Iceland University of the Arts
- Motto: Curiosity - Understanding - Courage
- Type: Private
- Established: 1998
- Rector: Kristín Eysteinsdóttir
- Students: 598 (2022)
- Location: Reykjavík, Iceland
- Website: www.lhi.is

= Iceland University of the Arts =

University in Reykjavík, Iceland

Iceland University of the Arts (Listaháskóli Íslands /is/) is an Icelandic institution of higher art education, located in Reykjavík, which offers the only university-level degrees in the arts in Iceland. The institution was founded on 21 September 1998 by consolidating the Iceland Drama School and the Reykjavík Arts School, and classes began in autumn 1999.

== Education ==
Following the standards of the Bologna process, IUA offers bachelor's degree programmes (3 years, 180 ECTS credits, Bachelor of Fine Arts), and master's degree programmes (2 years, 120 ECTS credits, Master of Fine Arts).

There are seven study programmes available at IUA:

- Architecture
- Arts Education
- Design
- Film
- Fine Art
- Music
- Performing Arts

==International collaboration==
IUA is an active member of the University of the Arctic. UArctic is an international cooperative network based in the Circumpolar Arctic region, consisting of more than 200 universities, colleges, and other organizations with an interest in promoting education and research in the Arctic region.

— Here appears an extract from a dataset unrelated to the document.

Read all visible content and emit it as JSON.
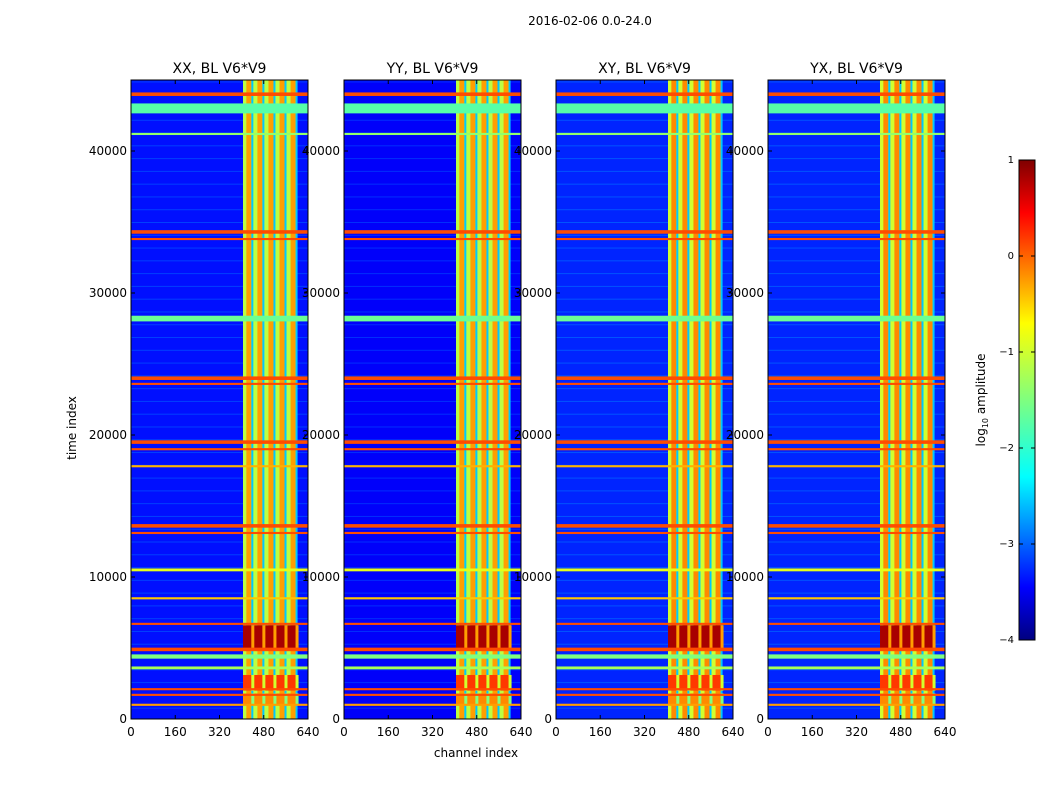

==Notable alumni & faculty==
Faculty members of IUA are all practising artists and experts in their field of work. Distinguished former students and faculty members at IUA include:

Fine Art: Bryndís H. Snæbjörnsdóttir, Carl Boutard, Egill Sæbjörnsson, Elín Hansdóttir, Hekla Dögg Jónsdóttir, Hrafnhildur Arnardóttir (Shoplifter), Hugleikur Dagsson, Ólöf Nordal, Ragnar Kjartansson, Sigurður Guðjónsson, Monika Larsen Dennis.

Music: Atli Ingólfsson, composer. Bára Gísladóttir, composer and musician. Guðmundur Steinn Gunnarsson, composer and musician. Hildur Guðnadóttir, composer and musician. Ólöf Arnalds, singer/songwriter and musician, Hildur Elísa Jónsdóttir, composer and musician, Anna S. Þorvaldsdóttir, composer.

Performing Arts: Baltasar Kormákur, director and actor. Ebba Katrín Finnsdóttir, actress. Halldóra Geirharðsdóttir, actress and musician. Hannes Óli Ágústsson, actor. Karl Ágúst Þorbergsson device theatre. Katrín Gunnarsdóttir, dancer and choreographer. Kristín Þóra Haraldsdóttir, actress. Matthías Haraldsson, vocalist of Hatari & playwright. Ólafur Darri Ólafsson, actor. Sigríður Soffía Níelsdóttir, dancer and choreographer. Stefán Karl Stefánsson, film and stage actor. Þorleifur Örn Arnarson, theatre director and playwright.